This is for the philistines, to help you get in touch with your inner non-philistine and slay the Goliath within you. Dare to be a David!
Name-checking one’s literary influences has a long pedigree. One might mention Ennius’ Pythagorean dream in which the ghost of Homer appeared to him and told him that his soul had transmigrated into the Roman poet (after being a peacock), or Ovid’s playful refusal to Aeneidize at the beginning of the Amores. The first Christian poet to create a catalog of exclusively Christian poetic predecessors was the sixth-century Venantius Fortunatus in his Vita Martini (he includes Juvencus, Sedulius, Orientius, Prudentius, Paulinus of Périgueux, Arator, and Avitus).
Sometimes this procedure could take the form of a poem about one’s library; this is what Theodore Beza does, as detailed in an excellent article by Kirk Summers. Sometimes it would include significant anxiety about working in the shadows of those predecessors; this would apply to Ovid. 1
In his New Year Letter (1940), 2 W.H. Auden combines both of these traits, the library 3 and the anxiety of influence. In this little series, I’m simply going to note the poets he takes as his most important predecessors.
But first, to clear the ground, we should see how Auden sits on his anxious bench. He introduces the relevant section of the poem as follows:
They challenge, warn and witness. Who
That ever has the rashness to
Believe that he is one of those
The greatest of vocations chose,
Is not perpetually afraid
That he’s unworthy of his trade,
As round his tiny homestead spread
The grand constructions of the dead,
Nor conscious, as he works, of their
Complete uncompromising stare,
And the surveillance of a board
Whose warrant cannot be ignored?
O often, often must he face,
Whether the critics blame or praise,
Young, high-brow, popular or rich,
That summary tribunal which
In a perpetual session sits,
And answer, if he can, to its
Intense interrogation. Though
Considerate and mild and low
The voices of the questioners,
Although they delegate to us
Both prosecution and defense,
Accept our rules of evidence
And pass no sentence but our own,
Yet, as he faces them alone,
O who can show convincing proof
That he is worhty of their love?
Who ever rose to read aloud
Before that quiet attentive crowd
And did not falter as he read,
Stammer, sit down, and hang his head?
Each one, so liberal is the law,
May choose whom he appears before,
Pick any influential ghost 4
From those whom he admires the most.
Auden then proceeds to his catalog of poets. New Year Letter was written at the time Auden was returning to the Christian faith and the church (he was an Anglican), and the first poet he includes is the Christian poet Dante–though, interestingly, he does not name him (perhaps an anxiety-induced apotropaic move to ward off Dante’s critical stare?), while devoting more lines to him than to any other.
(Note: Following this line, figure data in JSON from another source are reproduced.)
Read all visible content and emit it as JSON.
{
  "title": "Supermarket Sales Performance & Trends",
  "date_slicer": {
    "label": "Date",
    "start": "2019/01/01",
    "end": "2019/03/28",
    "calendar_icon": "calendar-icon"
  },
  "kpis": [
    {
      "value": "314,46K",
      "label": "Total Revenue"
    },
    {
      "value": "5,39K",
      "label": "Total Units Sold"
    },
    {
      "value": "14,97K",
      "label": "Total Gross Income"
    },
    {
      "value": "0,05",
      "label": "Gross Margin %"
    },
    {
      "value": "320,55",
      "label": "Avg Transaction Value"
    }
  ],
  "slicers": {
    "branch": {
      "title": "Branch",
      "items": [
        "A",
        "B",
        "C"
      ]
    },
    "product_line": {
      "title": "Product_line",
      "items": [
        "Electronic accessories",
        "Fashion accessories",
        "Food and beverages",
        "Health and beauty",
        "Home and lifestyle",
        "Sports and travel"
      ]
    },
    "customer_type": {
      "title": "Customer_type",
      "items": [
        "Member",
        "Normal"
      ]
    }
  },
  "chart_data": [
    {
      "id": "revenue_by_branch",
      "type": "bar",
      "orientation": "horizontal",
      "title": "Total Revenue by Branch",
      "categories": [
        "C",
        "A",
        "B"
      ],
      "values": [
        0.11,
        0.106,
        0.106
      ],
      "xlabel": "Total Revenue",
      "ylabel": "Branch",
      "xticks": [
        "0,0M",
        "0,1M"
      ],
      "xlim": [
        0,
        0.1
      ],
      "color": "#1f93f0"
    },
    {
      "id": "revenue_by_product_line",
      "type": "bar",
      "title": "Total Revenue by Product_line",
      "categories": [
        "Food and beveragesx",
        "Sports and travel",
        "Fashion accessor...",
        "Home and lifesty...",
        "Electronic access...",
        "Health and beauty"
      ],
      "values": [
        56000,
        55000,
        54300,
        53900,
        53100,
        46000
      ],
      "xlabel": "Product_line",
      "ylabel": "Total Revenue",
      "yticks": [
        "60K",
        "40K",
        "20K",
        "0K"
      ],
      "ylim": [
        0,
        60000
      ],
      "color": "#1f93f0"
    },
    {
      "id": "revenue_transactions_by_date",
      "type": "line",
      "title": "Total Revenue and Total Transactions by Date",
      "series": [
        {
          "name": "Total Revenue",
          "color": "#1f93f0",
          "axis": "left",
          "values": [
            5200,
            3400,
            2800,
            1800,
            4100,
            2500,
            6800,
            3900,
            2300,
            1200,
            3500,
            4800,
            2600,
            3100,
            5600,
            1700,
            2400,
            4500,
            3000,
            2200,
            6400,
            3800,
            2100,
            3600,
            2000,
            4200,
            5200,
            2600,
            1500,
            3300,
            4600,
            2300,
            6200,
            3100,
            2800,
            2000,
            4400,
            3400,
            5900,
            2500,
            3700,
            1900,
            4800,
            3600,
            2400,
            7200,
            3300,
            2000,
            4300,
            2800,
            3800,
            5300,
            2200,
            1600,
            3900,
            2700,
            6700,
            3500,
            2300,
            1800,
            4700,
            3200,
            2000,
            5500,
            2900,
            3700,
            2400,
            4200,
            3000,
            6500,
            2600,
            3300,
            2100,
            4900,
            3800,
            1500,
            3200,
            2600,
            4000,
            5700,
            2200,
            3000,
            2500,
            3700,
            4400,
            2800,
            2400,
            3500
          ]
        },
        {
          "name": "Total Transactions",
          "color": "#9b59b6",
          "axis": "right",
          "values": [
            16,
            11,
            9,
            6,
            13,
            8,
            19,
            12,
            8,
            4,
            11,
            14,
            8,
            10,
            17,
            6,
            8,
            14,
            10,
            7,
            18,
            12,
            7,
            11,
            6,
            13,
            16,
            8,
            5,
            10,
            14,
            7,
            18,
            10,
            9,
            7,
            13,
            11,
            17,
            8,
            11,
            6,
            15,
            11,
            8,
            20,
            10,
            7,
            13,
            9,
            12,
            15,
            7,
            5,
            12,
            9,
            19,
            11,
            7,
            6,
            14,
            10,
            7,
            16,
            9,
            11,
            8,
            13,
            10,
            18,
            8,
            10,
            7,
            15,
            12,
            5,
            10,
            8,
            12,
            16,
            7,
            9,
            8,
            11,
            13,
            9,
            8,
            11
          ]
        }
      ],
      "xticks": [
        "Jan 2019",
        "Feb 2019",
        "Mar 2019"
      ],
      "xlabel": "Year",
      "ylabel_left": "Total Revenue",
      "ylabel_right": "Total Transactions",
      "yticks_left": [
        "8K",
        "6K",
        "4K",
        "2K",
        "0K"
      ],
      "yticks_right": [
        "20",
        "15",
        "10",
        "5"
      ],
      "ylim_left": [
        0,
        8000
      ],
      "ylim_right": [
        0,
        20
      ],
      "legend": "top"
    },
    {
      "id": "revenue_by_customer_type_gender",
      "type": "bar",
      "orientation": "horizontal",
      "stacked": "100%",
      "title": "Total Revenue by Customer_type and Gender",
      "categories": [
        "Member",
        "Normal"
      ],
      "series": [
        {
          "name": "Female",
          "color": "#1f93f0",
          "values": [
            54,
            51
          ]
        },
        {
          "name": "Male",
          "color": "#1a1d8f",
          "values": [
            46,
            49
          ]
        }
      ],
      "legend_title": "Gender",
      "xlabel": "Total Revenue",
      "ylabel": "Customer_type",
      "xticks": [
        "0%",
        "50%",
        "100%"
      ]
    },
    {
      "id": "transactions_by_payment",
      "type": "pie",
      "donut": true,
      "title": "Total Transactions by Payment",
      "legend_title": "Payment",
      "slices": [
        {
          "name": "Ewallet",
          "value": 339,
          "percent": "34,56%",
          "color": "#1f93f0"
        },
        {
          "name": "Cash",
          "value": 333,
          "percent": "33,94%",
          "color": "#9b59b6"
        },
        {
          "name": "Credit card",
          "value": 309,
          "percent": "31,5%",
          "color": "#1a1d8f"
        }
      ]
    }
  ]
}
Auden describes Dante thus:
So, when my name is called, I face,
Presiding coldly on my case,
That lean hard-bitten pioneer
Who spoiled a temporal career
And to the supernatural brought
His passion, senses, will and thought,
By Amor Rationalis led
Through the three kingdoms of the dead,
In concrete detail saw the whole
Environment that keeps the soul,
And grasped in its complexity
The Catholic ecology,
Described the savage fauna he
In Malebolge’s fissure found,
And fringe of blessed flora round
A juster nucleus than Rome,
Where love had its creative home.
For Auden, Dante is a properly ordered poet, who uses his passion, senses, will, and thought together, but with all governed by a rational love (Amor Rationalis); so led, Dante can integrate the whole and the part (“In concrete detail saw the whole”), one of Auden’s chief challenges in his early career.